Alternatively, run up JSPs on a server, with Servlets on different data source machines providing access to each data source. The JSP applications can access the servlets according to required content, or serve up pages to the clients that interrogate the servlets seperately.

The biggest problem you seem to have is in the different delivery rates from different sources: you could handle that by composing the UI delivered to the user of servlet clients; the clients contact a specific servlet, registers an interest, and then waits for updates to be pushed back to it ('Server Push" rather than "Client Pull").
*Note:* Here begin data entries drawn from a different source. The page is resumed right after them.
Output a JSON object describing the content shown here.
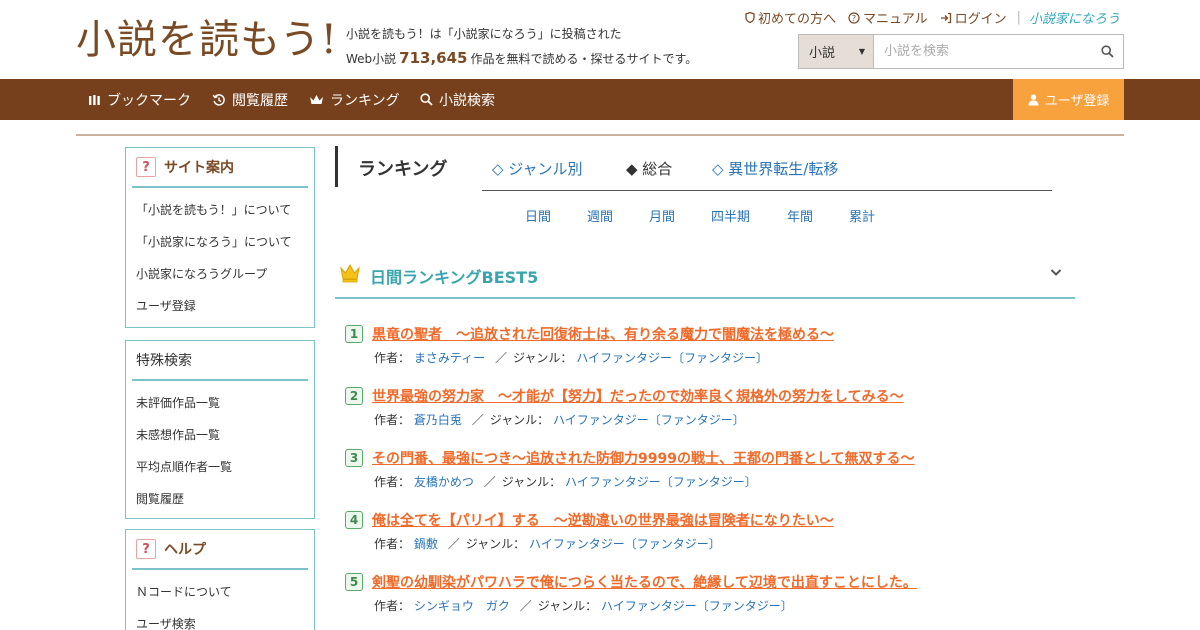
{
  "header": {
    "logo": "小説を読もう!",
    "tagline_line1": "小説を読もう！は「小説家になろう」に投稿された",
    "tagline_prefix": "Web小説",
    "work_count": "713,645",
    "tagline_suffix": "作品を無料で読める・探せるサイトです。",
    "links": [
      {
        "icon": "shield-icon",
        "label": "初めての方へ"
      },
      {
        "icon": "question-circle-icon",
        "label": "マニュアル"
      },
      {
        "icon": "login-icon",
        "label": "ログイン"
      }
    ],
    "partner_logo": "小説家になろう",
    "search": {
      "select_value": "小説",
      "placeholder": "小説を検索"
    }
  },
  "nav": {
    "items": [
      {
        "icon": "bookmark-icon",
        "label": "ブックマーク"
      },
      {
        "icon": "history-icon",
        "label": "閲覧履歴"
      },
      {
        "icon": "crown-icon",
        "label": "ランキング"
      },
      {
        "icon": "search-icon",
        "label": "小説検索"
      }
    ],
    "user_register": "ユーザ登録"
  },
  "sidebar": {
    "site_guide": {
      "title": "サイト案内",
      "items": [
        "「小説を読もう！」について",
        "「小説家になろう」について",
        "小説家になろうグループ",
        "ユーザ登録"
      ]
    },
    "special_search": {
      "title": "特殊検索",
      "items": [
        "未評価作品一覧",
        "未感想作品一覧",
        "平均点順作者一覧",
        "閲覧履歴"
      ]
    },
    "help": {
      "title": "ヘルプ",
      "items": [
        "Ｎコードについて",
        "ユーザ検索"
      ]
    }
  },
  "ranking": {
    "title": "ランキング",
    "tabs": [
      "◇ ジャンル別",
      "◆ 総合",
      "◇ 異世界転生/転移"
    ],
    "periods": [
      "日間",
      "週間",
      "月間",
      "四半期",
      "年間",
      "累計"
    ],
    "best5_title": "日間ランキングBEST5",
    "author_label": "作者：",
    "genre_label": "ジャンル：",
    "slash": "／",
    "items": [
      {
        "rank": "1",
        "title": "黒竜の聖者　〜追放された回復術士は、有り余る魔力で闇魔法を極める〜",
        "author": "まさみティー",
        "genre": "ハイファンタジー〔ファンタジー〕"
      },
      {
        "rank": "2",
        "title": "世界最強の努力家　〜才能が【努力】だったので効率良く規格外の努力をしてみる〜",
        "author": "蒼乃白兎",
        "genre": "ハイファンタジー〔ファンタジー〕"
      },
      {
        "rank": "3",
        "title": "その門番、最強につき～追放された防御力9999の戦士、王都の門番として無双する～",
        "author": "友橋かめつ",
        "genre": "ハイファンタジー〔ファンタジー〕"
      },
      {
        "rank": "4",
        "title": "俺は全てを【パリイ】する　〜逆勘違いの世界最強は冒険者になりたい〜",
        "author": "鍋敷",
        "genre": "ハイファンタジー〔ファンタジー〕"
      },
      {
        "rank": "5",
        "title": "剣聖の幼馴染がパワハラで俺につらく当たるので、絶縁して辺境で出直すことにした。",
        "author": "シンギョウ　ガク",
        "genre": "ハイファンタジー〔ファンタジー〕"
      }
    ]
  },
  "colors": {
    "brand": "#77401c",
    "accent": "#f7a23c",
    "teal": "#7cc3c9",
    "link": "#2a74b5",
    "title": "#f06a2a"
  }
}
Works very well if you get it right.

With the data source integration issues, you are touching on two problems and you should analyse them seperately. There is constant-load external access, and non-intrusive data integration. Both are pretty standard solutions provided off the shelf by the major dB engine manufacturers. Multi-source updating was something I had to deal with for a telephone info system where around 100 agents were continually accessng the dB as it was updated. We handled it with buffered processes and a common access point for all requests. It meant that the agents had to wait and have lower performance accessing the dB, but it ensured the updating/integration took priority with no loss, which was our design criterion.
_________________________
One of the few remaining Mk1 owners... #00015

Top
#43608 - 29/10/2001 18:25 Re: Way OT: Ok, off topic [Re: schofiel]
eternalsun
Pooh-Bah

Registered: 09/09/1999
Posts: 1721
Loc: San Jose, CA
We have a single (customer) point of access at this point, but have not considered "choking" the rate at that point as updates are taking place. I'll have to look into this.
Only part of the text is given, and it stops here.